By Annie Zak, Alaska Dispatch News
ANCHORAGE, Alaska — Alaska’s largest newspaper filed for Chapter 11 bankruptcy protection Saturday evening and new owners — an Alaska family that made its fortune hauling freight and tourists on the Yukon River and its tributaries, and a company that owns rural newspapers in the state — have been lined up.
Alaska Dispatch News owner Alice Rogoff, who also has served as publisher, said in a prepared statement that it was a “truly bittersweet” moment for her, though she is relieved the newspaper will live on under new ownership. She didn’t name the new owners, though the group interested in buying the paper issued a statement Saturday.
“We’ve worked hard to help illuminate the issues of our day and provide a platform for points of view from across Alaska,” Rogoff said. “Yet like newspapers everywhere, the struggle to make ends meet financially eventually caught up with us. I simply ran out of my ability to subsidize this great news product. Financial realities can’t be wished away.”

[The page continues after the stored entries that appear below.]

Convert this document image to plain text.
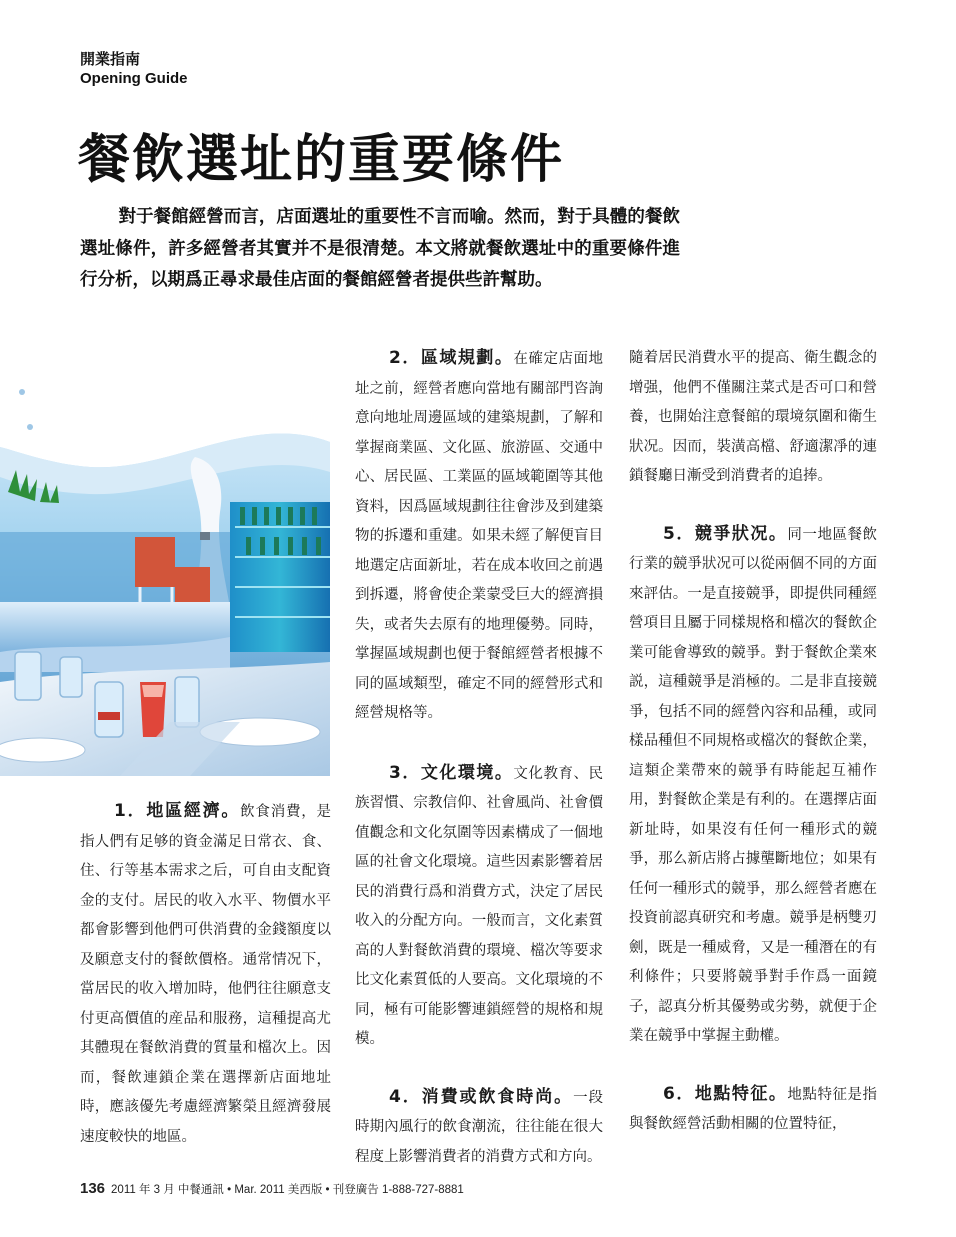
開業指南
Opening Guide
餐飲選址的重要條件
對于餐館經營而言，店面選址的重要性不言而喻。然而，對于具體的餐飲選址條件，許多經營者其實并不是很清楚。本文將就餐飲選址中的重要條件進行分析，以期爲正尋求最佳店面的餐館經營者提供些許幫助。

1．地區經濟。飲食消費，是指人們有足够的資金滿足日常衣、食、住、行等基本需求之后，可自由支配資金的支付。居民的收入水平、物價水平都會影響到他們可供消費的金錢額度以及願意支付的餐飲價格。通常情况下，當居民的收入增加時，他們往往願意支付更高價值的産品和服務，這種提高尤其體現在餐飲消費的質量和檔次上。因而，餐飲連鎖企業在選擇新店面地址時，應該優先考慮經濟繁榮且經濟發展速度較快的地區。

2．區域規劃。在確定店面地址之前，經營者應向當地有關部門咨詢意向地址周邊區域的建築規劃，了解和掌握商業區、文化區、旅游區、交通中心、居民區、工業區的區域範圍等其他資料，因爲區域規劃往往會涉及到建築物的拆遷和重建。如果未經了解便盲目地選定店面新址，若在成本收回之前遇到拆遷，將會使企業蒙受巨大的經濟損失，或者失去原有的地理優勢。同時，掌握區域規劃也便于餐館經營者根據不同的區域類型，確定不同的經營形式和經營規格等。

3．文化環境。文化教育、民族習慣、宗教信仰、社會風尚、社會價值觀念和文化氛圍等因素構成了一個地區的社會文化環境。這些因素影響着居民的消費行爲和消費方式，決定了居民收入的分配方向。一般而言，文化素質高的人對餐飲消費的環境、檔次等要求比文化素質低的人要高。文化環境的不同，極有可能影響連鎖經營的規格和規模。

4．消費或飲食時尚。一段時期內風行的飲食潮流，往往能在很大程度上影響消費者的消費方式和方向。

隨着居民消費水平的提高、衛生觀念的增强，他們不僅關注菜式是否可口和營養，也開始注意餐館的環境氛圍和衛生狀况。因而，裝潢高檔、舒適潔凈的連鎖餐廳日漸受到消費者的追捧。

5．競爭狀况。同一地區餐飲行業的競爭狀况可以從兩個不同的方面來評估。一是直接競爭，即提供同種經營項目且屬于同樣規格和檔次的餐飲企業可能會導致的競爭。對于餐飲企業來説，這種競爭是消極的。二是非直接競爭，包括不同的經營內容和品種，或同樣品種但不同規格或檔次的餐飲企業，這類企業帶來的競爭有時能起互補作用，對餐飲企業是有利的。在選擇店面新址時，如果沒有任何一種形式的競爭，那么新店將占據壟斷地位；如果有任何一種形式的競爭，那么經營者應在投資前認真研究和考慮。競爭是柄雙刃劍，既是一種威脅，又是一種潛在的有利條件；只要將競爭對手作爲一面鏡子，認真分析其優勢或劣勢，就便于企業在競爭中掌握主動權。

6．地點特征。地點特征是指與餐飲經營活動相關的位置特征，

136 2011 年 3 月 中餐通訊 • Mar. 2011 美西版 • 刊登廣告 1-888-727-8881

Cabot Christianson, a bankruptcy attorney representing the newspaper in the Chapter 11 proceeding, said that along with filing for bankruptcy protection, the company is also planning to ask the bankruptcy court to allow it to borrow up to $1 million in working capital from the potential buyers, and to seek court approval to sell the newspaper as a whole to that buyer.
The potential buyers, working together, are a company composed of siblings Ryan Binkley, Wade Binkley, James Binkley and Kai Binkley Sims, and Alaska Media, which owns three rural Alaska newspapers. The group is led by Ryan Binkley and Alaska Media owner Jason Evans, according to a statement from the group. Saturday. Former Anchorage Daily News publisher Jerry Grilly, who retired as president and CEO of the Denver Post in 2012, is a consultant to the group, Ryan Binkley said.
The Binkley group, Ryan Binkley said, was formed specifically for the purpose of buying the newspaper. His company and Alaska Media will pool resources, but he declined to provide specific details about funding.
The final decision on the ownership of the newspaper will be made in about a month, Christianson said. Other parties that might be interested in buying the newspaper will also be able to bid, “and we could end up in an auction situation,” he said. Binkley said the sale doesn’t become final until the bankruptcy ends, and while Rogoff continues to own the company for now, the new group will operate it.
The $1 million in working capital can be used for payroll, taxes, “and whatever else is needed to keep a paper running,” Christianson said.
“To the extent they want to see cash used for a particular purpose or they want to have some new person come in and run the company on an interim basis, they have that right,” he said.
Binkley said the “final purchase price” of the paper “could be up to $1 million.”
“Who knows what they’re going to do in terms of employees, but there will still be a newspaper and there will still be jobs,” Christianson said. “The goal is to keep the paper going and maintain the presence of the paper in the community.”
Ryan Binkley said in an interview there are no immediate plans for layoffs.
“We need to get in there, get to know everybody, understand how the organization is put together,” he said. “We’ve got to find efficiencies, but no, we don’t have any specific plans yet.”